In his motion to remand, Nolan also argues that this case should be remanded pursuant to the unanimity rule which requires that all served defendants must join in the notice of removal or consent thereto within 30 days. See Russell Corp. v. American Home Assur. Co., 264 F.3d 1040 (11th Cir. 2001), abrogated on other grounds as recognized in Overlook Gardens Properties, LLC v. ORIX USA, L.P., 927 F.3d 1194 (11th Cir. 2019)), (“[T]he law is well-settled that in cases involving multiple defendants, all defendants must consent to the removal of a case to federal court. Like all rules governing removal, this unanimity requirement must be strictly interpreted and enforced because of the significant federalism, concerns arising in the context of federal removal jurisdiction.”). While Nolan argues that the unanimity was violated because Defendant Mohr did not join in or consent to the Notice of Removal, the Court need not reach this issue since the amount in controversy has not been met.

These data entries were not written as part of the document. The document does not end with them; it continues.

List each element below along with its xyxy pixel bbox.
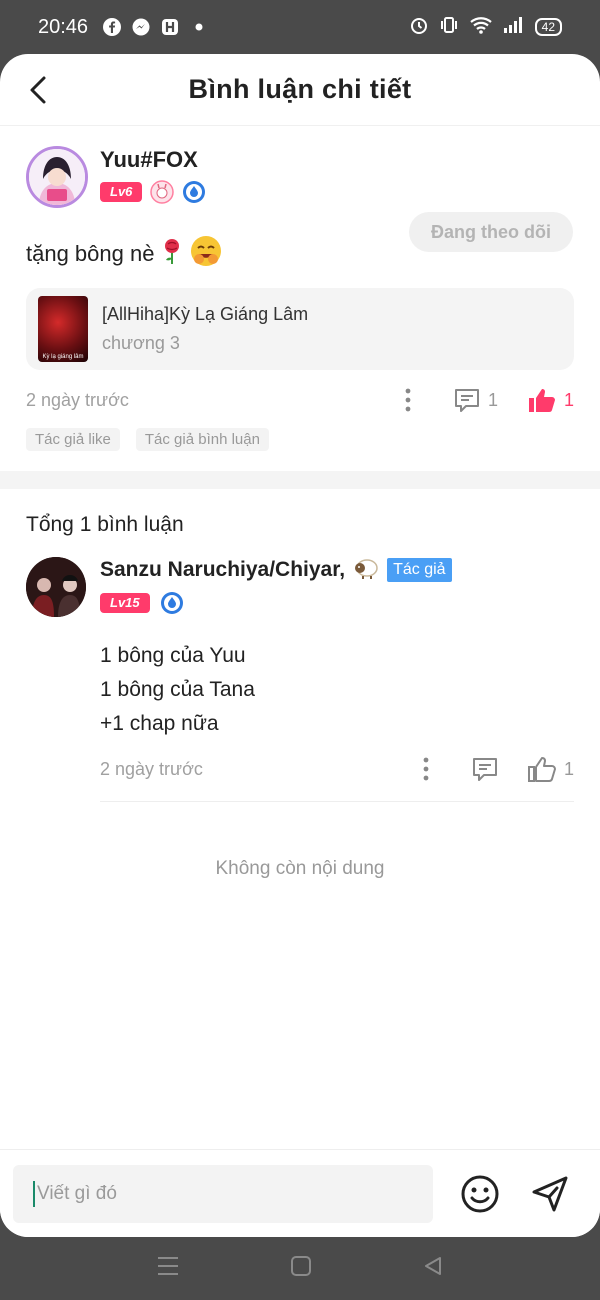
smiley-icon — [461, 1175, 499, 1212]
vibrate-icon — [439, 15, 459, 40]
battery-indicator: 42 — [534, 18, 562, 36]
like-count: 1 — [563, 389, 574, 410]
comment-input-bar: Viết gì đó — [0, 1149, 600, 1237]
comment-line: 1 bông của Tana — [100, 678, 255, 701]
following-button[interactable]: Đang theo dõi — [409, 212, 573, 252]
story-cover: Kỳ lạ giáng lâm — [38, 296, 88, 362]
water-drop-badge-icon — [160, 591, 184, 615]
app-h-icon — [160, 17, 180, 37]
messenger-icon — [131, 17, 151, 37]
cover-caption: Kỳ lạ giáng lâm — [42, 354, 84, 360]
reply-button[interactable]: 1 — [454, 387, 498, 413]
section-divider — [0, 471, 600, 489]
comment-total: Tổng 1 bình luận — [26, 513, 184, 536]
main-comment: Yuu#FOX Lv6 Đang theo dõi tặng bông nè K… — [0, 126, 600, 451]
facebook-icon — [102, 17, 122, 37]
alarm-icon — [409, 15, 429, 40]
smiling-face-emoji-icon — [190, 235, 222, 273]
username[interactable]: Yuu#FOX — [100, 147, 206, 173]
comment-text: 1 bông của Yuu 1 bông của Tana +1 chap n… — [100, 639, 574, 741]
comment-input[interactable]: Viết gì đó — [13, 1164, 433, 1223]
text-caret — [33, 1180, 35, 1207]
comment-text: tặng bông nè — [26, 241, 155, 266]
tag-author-commented: Tác giả bình luận — [135, 428, 269, 451]
post-time: 2 ngày trước — [26, 389, 129, 410]
rose-emoji-icon — [160, 237, 184, 271]
chevron-left-icon — [30, 76, 46, 104]
back-triangle-icon — [425, 1257, 441, 1275]
avatar[interactable] — [26, 146, 88, 208]
wifi-icon — [469, 15, 493, 40]
input-placeholder: Viết gì đó — [37, 1182, 117, 1204]
comment-line: +1 chap nữa — [100, 712, 219, 735]
send-icon — [532, 1176, 568, 1211]
list-item: Sanzu Naruchiya/Chiyar, Tác giả Lv15 1 b… — [26, 557, 574, 802]
author-tag: Tác giả — [387, 558, 452, 582]
like-button[interactable]: 1 — [527, 756, 574, 782]
story-card[interactable]: Kỳ lạ giáng lâm [AllHiha]Kỳ Lạ Giáng Lâm… — [26, 288, 574, 370]
commenter-name[interactable]: Sanzu Naruchiya/Chiyar, — [100, 558, 345, 582]
sheep-emoji-icon — [353, 556, 379, 585]
header: Bình luận chi tiết — [0, 54, 600, 126]
level-badge: Lv6 — [100, 182, 143, 202]
menu-nav-button[interactable] — [156, 1255, 180, 1282]
comment-line: 1 bông của Yuu — [100, 644, 246, 667]
home-square-icon — [291, 1256, 311, 1276]
like-button[interactable]: 1 — [528, 387, 574, 413]
comment-divider — [100, 801, 574, 802]
send-button[interactable] — [528, 1172, 572, 1216]
comment-icon — [454, 389, 479, 412]
system-nav-bar — [0, 1237, 600, 1300]
signal-icon — [503, 16, 525, 39]
page-title: Bình luận chi tiết — [188, 74, 412, 104]
menu-icon — [158, 1257, 178, 1275]
comment-icon — [472, 758, 497, 781]
like-count: 1 — [563, 758, 574, 779]
back-nav-button[interactable] — [422, 1255, 444, 1282]
reply-button[interactable] — [472, 756, 498, 782]
status-bar: 20:46 42 — [0, 0, 600, 54]
back-button[interactable] — [22, 72, 54, 108]
tag-author-liked: Tác giả like — [26, 428, 120, 451]
more-vertical-icon — [423, 757, 429, 781]
more-vertical-icon — [405, 388, 411, 412]
end-of-list-label: Không còn nội dung — [215, 858, 385, 879]
more-options-button[interactable] — [416, 757, 436, 781]
thumbs-up-filled-icon — [528, 389, 555, 412]
emoji-button[interactable] — [458, 1172, 502, 1216]
status-time: 20:46 — [38, 15, 89, 38]
comments-section: Tổng 1 bình luận Sanzu Naruchiya/Chiyar, — [0, 513, 600, 880]
comment-detail-sheet: Bình luận chi tiết Yuu#FOX Lv6 Đang theo… — [0, 54, 600, 1237]
comment-time: 2 ngày trước — [100, 758, 203, 779]
story-title: [AllHiha]Kỳ Lạ Giáng Lâm — [102, 304, 309, 324]
level-badge: Lv15 — [100, 593, 150, 613]
bunny-badge-icon — [150, 180, 175, 204]
story-chapter: chương 3 — [102, 333, 180, 353]
home-nav-button[interactable] — [290, 1255, 312, 1282]
avatar[interactable] — [26, 557, 86, 617]
more-options-button[interactable] — [398, 388, 418, 412]
reply-count: 1 — [487, 389, 498, 410]
notification-dot-icon — [189, 17, 209, 37]
water-drop-badge-icon — [182, 180, 206, 204]
thumbs-up-outline-icon — [527, 757, 556, 782]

NOTICE OF RIGHT TO FILE OBJECTIONS
A copy of this report and recommendation shall be served on all parties in the manner provided by law. Any party who objects to this recommendation or anything in it must, within fourteen (14) days of the date of service of this document, file specific written objections with the Clerk of this Court. See 28 U.S.C. § 636(b)(1); Fed.R.Civ.P. 72(b); S.D. Ala. GenLR 72(c). The parties should note that under Eleventh Circuit Rule 3-1, "[a] party failing to object to a magistrate judge's findings or recommendations contained in a report and recommendation in accordance with the provisions of 28 U.S.C. § 636(b)(1) waives the right to challenge on appeal the district court's order based on unobjected-to factual and legal conclusions if the party was informed of the time period for objecting and the consequences on appeal for failing to object. In the absence of a proper objection, however, the court may review on appeal for plain error if necessary in the interests of justice." 11th Cir. R. 3-1.

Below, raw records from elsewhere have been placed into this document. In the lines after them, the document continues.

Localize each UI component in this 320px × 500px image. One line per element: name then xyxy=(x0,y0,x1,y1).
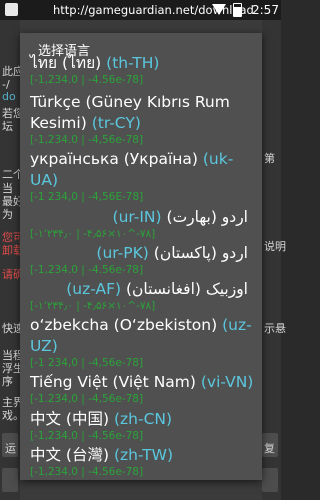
language-sample: [-1,234.0 | -4,56e-78] xyxy=(30,134,144,146)
language-item-uz-AF[interactable]: اوزبیک (افغانستان) (uz-AF) [‎-۱٬۲۳۴٫۰ | … xyxy=(30,279,260,313)
language-item-zh-TW[interactable]: 中文 (台灣) (zh-TW) [-1,234.0 | -4.56e-78] xyxy=(30,445,260,479)
language-code: (tr-CY) xyxy=(91,114,141,132)
language-name: اردو (بھارت) xyxy=(166,208,248,226)
bg-text-fragment: 坛 xyxy=(2,120,13,133)
background-button[interactable] xyxy=(2,468,18,492)
language-code: (ur-PK) xyxy=(96,244,149,262)
bg-text-fragment: 为 xyxy=(2,208,13,221)
bg-text-fragment: 示悬 xyxy=(264,322,286,335)
status-bar: http://gameguardian.net/download 2:57 xyxy=(0,0,281,20)
app-logo-icon xyxy=(5,3,18,16)
language-sample: [-1,234.0 | -4.56e-78] xyxy=(30,466,144,478)
language-sample: [-1,234.0 | -4.56e-78] xyxy=(30,430,144,442)
language-name: українська (Україна) xyxy=(30,150,198,168)
status-time: 2:57 xyxy=(252,3,279,17)
bg-link-fragment[interactable]: do xyxy=(2,90,16,103)
battery-icon xyxy=(233,3,242,17)
language-item-ur-PK[interactable]: اردو (پاکستان) (ur-PK) [-1,234.0 | -4.56… xyxy=(30,243,260,277)
language-sample: [-1,234.0 | -4.56e-78] xyxy=(30,264,144,276)
language-dialog: 选择语言 ไทย (ไทย) (th-TH) [-1,234.0 | -4.56… xyxy=(20,33,262,480)
language-code: (zh-TW) xyxy=(113,446,173,464)
language-item-tr-CY[interactable]: Türkçe (Güney Kıbrıs Rum Kesimi) (tr-CY)… xyxy=(30,92,260,147)
language-name: ไทย (ไทย) xyxy=(30,54,102,72)
language-code: (vi-VN) xyxy=(200,373,254,391)
language-code: (th-TH) xyxy=(106,54,160,72)
wifi-icon xyxy=(212,4,226,15)
language-item-uz-UZ[interactable]: o‘zbekcha (O‘zbekiston) (uz-UZ) [-1 234,… xyxy=(30,315,260,370)
language-item-ur-IN[interactable]: اردو (بھارت) (ur-IN) [‎-۱٬۲۳۴٫۰ | ‎-۴٫۵۶… xyxy=(30,207,260,241)
language-sample: [-1,234.0 | -4.56e-78] xyxy=(30,74,144,86)
language-sample: [‎-۱٬۲۳۴٫۰ | ‎-۴٫۵۶×۱۰^‎-۷۸] xyxy=(30,228,156,240)
background-button[interactable] xyxy=(262,468,278,492)
language-name: اردو (پاکستان) xyxy=(153,244,248,262)
language-item-uk-UA[interactable]: українська (Україна) (uk-UA) [-1 234,0 |… xyxy=(30,149,260,204)
language-item-th-TH[interactable]: ไทย (ไทย) (th-TH) [-1,234.0 | -4.56e-78] xyxy=(30,53,260,87)
bg-text-fragment: 复 xyxy=(264,442,275,455)
language-name: 中文 (台灣) xyxy=(30,446,110,464)
language-item-zh-CN[interactable]: 中文 (中国) (zh-CN) [-1,234.0 | -4.56e-78] xyxy=(30,409,260,443)
language-name: Tiếng Việt (Việt Nam) xyxy=(30,373,196,391)
language-code: (uz-AF) xyxy=(66,280,122,298)
language-sample: [-1 234,0 | -4,56e-78] xyxy=(30,357,144,369)
background-right-edge xyxy=(262,20,281,500)
bg-text-fragment: 序 xyxy=(2,375,13,388)
bg-text-fragment: 运 xyxy=(5,442,16,455)
bg-text-fragment: 第 xyxy=(264,152,275,165)
language-name: اوزبیک (افغانستان) xyxy=(125,280,248,298)
language-name: 中文 (中国) xyxy=(30,410,110,428)
language-sample: [-1 234,0 | -4,56E-78] xyxy=(30,191,144,203)
language-item-vi-VN[interactable]: Tiếng Việt (Việt Nam) (vi-VN) [-1.234,0 … xyxy=(30,372,260,406)
language-code: (ur-IN) xyxy=(112,208,162,226)
bg-text-fragment: 说明 xyxy=(264,240,286,253)
language-code: (zh-CN) xyxy=(113,410,173,428)
language-sample: [‎-۱٬۲۳۴٫۰ | ‎-۴٫۵۶×۱۰^‎-۷۸] xyxy=(30,300,156,312)
language-sample: [-1.234,0 | -4,56e-78] xyxy=(30,393,144,405)
language-name: o‘zbekcha (O‘zbekiston) xyxy=(30,316,218,334)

In order to be specific, an objection must identify the specific finding or recommendation to which objection is made, state the basis for the objection, and specify the place in the Magistrate Judge's report and recommendation where the disputed determination is found. An objection that merely incorporates by reference or refers to the briefing before the Magistrate Judge is not specific.